Transcript of David Crosby's speech

The Shadow  Convention held during the Democratic Convention in LA
Augus 18, 2000

David Crosby 8/16/00

DAVID

Hello. Hello.

Why would an eighty-eight year old citizen of the United States Of America decide
that she had to walk across the country?

[AUDIENCE]

(unintelligible)

Mother Earth!

DAVID

Maybe for some of the reasons I’m gonna tell you…she’s gonna tell you, and I
don’t want to say what she’s going to say, but I know why an awful lot of us are
gathering together to try and work for campaign finance reform.

[APPLAUSE]

DAVID

I know… In a sense here I’m preaching to the converted, but I’m gonna say it
anyway, because it’s boiling inside me and I want to say it. We feel disenfranchised.
We feel as if our votes don’t count. We feel… well, the voter turnout shows that.
We feel that the elections are for sale, and we know that that wasn’t how it was
designed to work. When they wrote the Constitution, they did it in the Guttenberg
age. Mass media was moveable type. They never envisioned a world in which the
guy with the most television ad money and the cleverest spin doctors would run this
country. They never intended that to happen. They intended an informed electorate
to make those choices. They intended a participatory Democracy. Well, people
aren’t participating because they don’t feel that it’s gonna mean anything. They
don’t feel…that any longer…

[APPLAUSE]

DAVID

They feel, in essence, that they can’t fight city hall. Well, I encourage you to
remember several things. Remember Ghandi. Remember this little man.
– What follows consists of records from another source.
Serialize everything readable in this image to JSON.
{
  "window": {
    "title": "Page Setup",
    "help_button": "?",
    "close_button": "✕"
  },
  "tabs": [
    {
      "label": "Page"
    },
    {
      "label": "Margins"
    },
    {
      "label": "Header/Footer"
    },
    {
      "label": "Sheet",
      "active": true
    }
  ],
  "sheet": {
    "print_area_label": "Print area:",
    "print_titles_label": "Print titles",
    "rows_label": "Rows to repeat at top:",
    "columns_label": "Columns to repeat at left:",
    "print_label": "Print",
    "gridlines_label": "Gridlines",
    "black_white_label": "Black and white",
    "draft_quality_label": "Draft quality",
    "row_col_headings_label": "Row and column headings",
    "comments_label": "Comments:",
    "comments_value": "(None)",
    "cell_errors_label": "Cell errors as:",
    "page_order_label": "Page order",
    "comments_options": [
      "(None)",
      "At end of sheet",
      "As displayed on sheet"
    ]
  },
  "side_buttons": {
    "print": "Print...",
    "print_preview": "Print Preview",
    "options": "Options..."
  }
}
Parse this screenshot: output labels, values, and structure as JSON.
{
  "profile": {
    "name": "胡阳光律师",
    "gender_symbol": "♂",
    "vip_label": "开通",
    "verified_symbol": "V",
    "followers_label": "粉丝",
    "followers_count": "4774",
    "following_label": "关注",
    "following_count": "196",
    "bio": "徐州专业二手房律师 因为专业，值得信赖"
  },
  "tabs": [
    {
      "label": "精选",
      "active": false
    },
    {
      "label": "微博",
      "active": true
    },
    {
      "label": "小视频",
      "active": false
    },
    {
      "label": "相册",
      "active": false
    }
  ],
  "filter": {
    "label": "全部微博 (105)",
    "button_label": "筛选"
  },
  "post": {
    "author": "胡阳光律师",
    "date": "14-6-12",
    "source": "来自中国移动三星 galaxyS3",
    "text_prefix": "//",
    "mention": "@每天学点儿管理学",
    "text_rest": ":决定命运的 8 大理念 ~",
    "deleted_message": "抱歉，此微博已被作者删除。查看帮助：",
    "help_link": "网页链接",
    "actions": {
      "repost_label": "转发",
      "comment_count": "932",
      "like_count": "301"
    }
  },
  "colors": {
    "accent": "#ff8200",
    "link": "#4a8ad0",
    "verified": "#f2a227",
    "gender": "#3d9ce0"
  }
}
He’s a little
prune of a man, [applause] wrapped in a bedsheet. Didn’t have two nickels to rub
together, stopped the British Empire in its tracks!

[APPLAUSE]

DAVID

How? With the force of his convictions. [imitating] "No, I will not be quiet. I will
not sit down. No!" [laughter] "This is not right!" Well, that kind of courage works.
We know that he read Thoreau. We know that Dr. King read Ghandi, we have
pictures of him doing it. I’ve been studying this for a while. I just wrote a book and
made a documentary about activism, so I believe in it very strongly. And I say to
you that people sticking up for what they believe in… Individuals standing up and
saying `This isn’t right.’ Or, `this is how it should be.’ Or, `can I help you?’ These
are acts of exemplary humanity and they send out ripples all across the world. King
did it, Ghandi did it, the Dali Llama’s doing it. People do it all the time. They stand
up for what they believe in… They say `Hey! I can help here. I can make that
better. I can change this person’s life condition. And they inspire other people. Not
long ago I had the fortune to be in (well, I don’t know if it’s good fortune to be in)
Washington DC. But I was in Washington DC, and I was at the Capitol when
Granny D walked up to the Capitol.

[APPLAUSE]

DAVID

It inspired me so much that now were doing a rally in Washington on the 19th of
September for campaign finance reform, with McCain and Feingold and a lot of
other people on both sides of the aisle. What inspired me was that it was an
American thing. There were people there from both political parties, people of all
kinds, and they were all there because they admired one human being’s courage,
because they said `Gee! I could be like that!’ That person is Granny D.